Photographs, Including Works from the Collection of Ernesto Esposito

Photographs, Including Works from the Collection of Ernesto Esposito

View full screen - View 1 of Lot 135. Portfolio '63 (from 'The Human Condition' a Guggenheim Fellowship Project).

Dave Heath

Portfolio '63 (from 'The Human Condition' a Guggenheim Fellowship Project)

Lot Closed

November 16, 12:11 PM GMT


40,000 - 60,000 EUR

Lot Details


Dave Heath

1931 - 2016

Portfolio '63 (from 'The Human Condition' a Guggenheim Fellowship Project)

(Self-Published, 1964), a portfolio of 22 gelatin silver prints, each mounted, the edges inked, signed, dated '1964' and editioned '2' from a set of '6' in ink on the reverse, 1963, printed in 1964; accompanied by two panels, the title page (plate 1) with a thrice-mounted print of Erin Freed, and a mounted printed quote by James Agee (plate 2). Folio, gray case with paper flaps, the inside cover inscribed in ink 'To Lee and Joyce, May there be in their marriage an amplitude of happiness With love, Dave'

images: various sizes to 18.5 by 21.6 cm (7⅜ by 8½ in.)

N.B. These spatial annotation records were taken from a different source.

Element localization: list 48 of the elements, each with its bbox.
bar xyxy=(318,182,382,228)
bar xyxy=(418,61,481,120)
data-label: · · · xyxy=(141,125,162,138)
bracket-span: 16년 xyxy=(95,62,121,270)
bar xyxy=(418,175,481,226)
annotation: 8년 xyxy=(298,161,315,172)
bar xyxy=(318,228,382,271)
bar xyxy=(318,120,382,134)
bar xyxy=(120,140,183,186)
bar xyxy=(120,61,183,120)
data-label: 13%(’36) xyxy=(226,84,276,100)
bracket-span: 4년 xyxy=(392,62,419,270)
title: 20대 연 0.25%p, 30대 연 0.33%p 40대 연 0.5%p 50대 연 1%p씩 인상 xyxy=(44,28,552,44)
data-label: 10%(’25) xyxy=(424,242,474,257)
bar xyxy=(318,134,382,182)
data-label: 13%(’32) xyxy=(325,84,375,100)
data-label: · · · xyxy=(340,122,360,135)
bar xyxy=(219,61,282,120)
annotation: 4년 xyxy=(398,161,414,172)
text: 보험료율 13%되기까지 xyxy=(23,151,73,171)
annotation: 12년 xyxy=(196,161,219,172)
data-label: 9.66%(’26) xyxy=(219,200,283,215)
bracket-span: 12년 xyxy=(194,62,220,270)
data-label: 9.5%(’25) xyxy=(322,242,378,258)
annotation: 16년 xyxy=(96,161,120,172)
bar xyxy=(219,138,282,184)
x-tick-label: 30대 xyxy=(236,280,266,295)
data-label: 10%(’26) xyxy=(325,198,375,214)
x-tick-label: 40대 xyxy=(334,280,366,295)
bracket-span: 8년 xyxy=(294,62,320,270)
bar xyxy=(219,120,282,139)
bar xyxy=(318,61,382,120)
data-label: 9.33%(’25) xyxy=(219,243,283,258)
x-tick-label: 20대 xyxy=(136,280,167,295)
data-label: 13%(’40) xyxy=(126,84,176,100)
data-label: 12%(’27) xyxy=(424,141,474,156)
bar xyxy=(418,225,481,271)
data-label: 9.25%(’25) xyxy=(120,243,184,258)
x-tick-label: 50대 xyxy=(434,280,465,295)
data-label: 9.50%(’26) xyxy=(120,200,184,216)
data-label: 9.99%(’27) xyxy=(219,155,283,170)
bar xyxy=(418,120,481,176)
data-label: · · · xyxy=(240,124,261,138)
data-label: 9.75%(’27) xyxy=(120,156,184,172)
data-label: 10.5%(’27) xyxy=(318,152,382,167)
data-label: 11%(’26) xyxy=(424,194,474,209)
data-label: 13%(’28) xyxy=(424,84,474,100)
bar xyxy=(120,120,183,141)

portfolio case: 35.8 by 30.4 cm (14 by 12 in.)

Gitterman Gallery, New York, 2005

In June 1963, Dave Heath won the prestigious Guggenheim Fellowship for Photography.  The $4,000 grant allowed Heath to spend 1963-64 photographing in New York City, Rochester, Hastings-on-Hudson, and Culpepper, Virginia. During this period, Heath continued to explore loneliness and alienation, themes that permeate his previous body of work, A Dialogue with Solitude (see lots 110 and 133). 

The resulting portfolio was issued as twenty-one photographs in an edition of six. Extant copies are exceptionally rare and at the time of this writing, no other complete, finished copy of Portfolio '63 is believed to have appeared at auction.

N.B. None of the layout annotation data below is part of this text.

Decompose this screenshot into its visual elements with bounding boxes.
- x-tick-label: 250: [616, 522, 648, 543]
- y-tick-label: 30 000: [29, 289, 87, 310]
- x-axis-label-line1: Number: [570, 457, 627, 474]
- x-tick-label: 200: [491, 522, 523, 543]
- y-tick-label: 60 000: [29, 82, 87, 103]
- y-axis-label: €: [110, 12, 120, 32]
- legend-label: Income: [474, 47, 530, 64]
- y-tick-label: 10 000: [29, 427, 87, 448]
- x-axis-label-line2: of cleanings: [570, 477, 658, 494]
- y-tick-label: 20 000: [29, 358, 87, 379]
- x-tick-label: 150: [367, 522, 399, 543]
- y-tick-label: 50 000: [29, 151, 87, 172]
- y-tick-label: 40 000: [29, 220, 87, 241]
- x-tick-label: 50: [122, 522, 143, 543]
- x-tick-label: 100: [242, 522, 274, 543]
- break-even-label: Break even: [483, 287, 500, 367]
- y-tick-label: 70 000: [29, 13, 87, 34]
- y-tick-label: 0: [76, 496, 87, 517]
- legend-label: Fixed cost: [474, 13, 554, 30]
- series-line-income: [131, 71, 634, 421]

The present lot is accompanied by a letter from Dave Heath to the current owners of the portfolio:

'. . . The edition of six was made for particular friends. It is fitting that one of these is continuing its life in loving hands beyond its original recipient.


There is little I can say about the individual photographs. I do not categorize my work as documentary or photojournalism, but think of it as a matter of poetry, or even drawing (in the Rembrandtarian sense). What I want of my work is a sense of suspension, of, not to be pretentious, mystery, where the viewer can enter and expand his or her emotional being. Not in the character of catharsis perhaps, but maybe in the sense of assuagement, the touching of the compassionate core of one’s being, the infusion of another’s moment of being into our own.


Thank you for the “kinship” my work has created between us.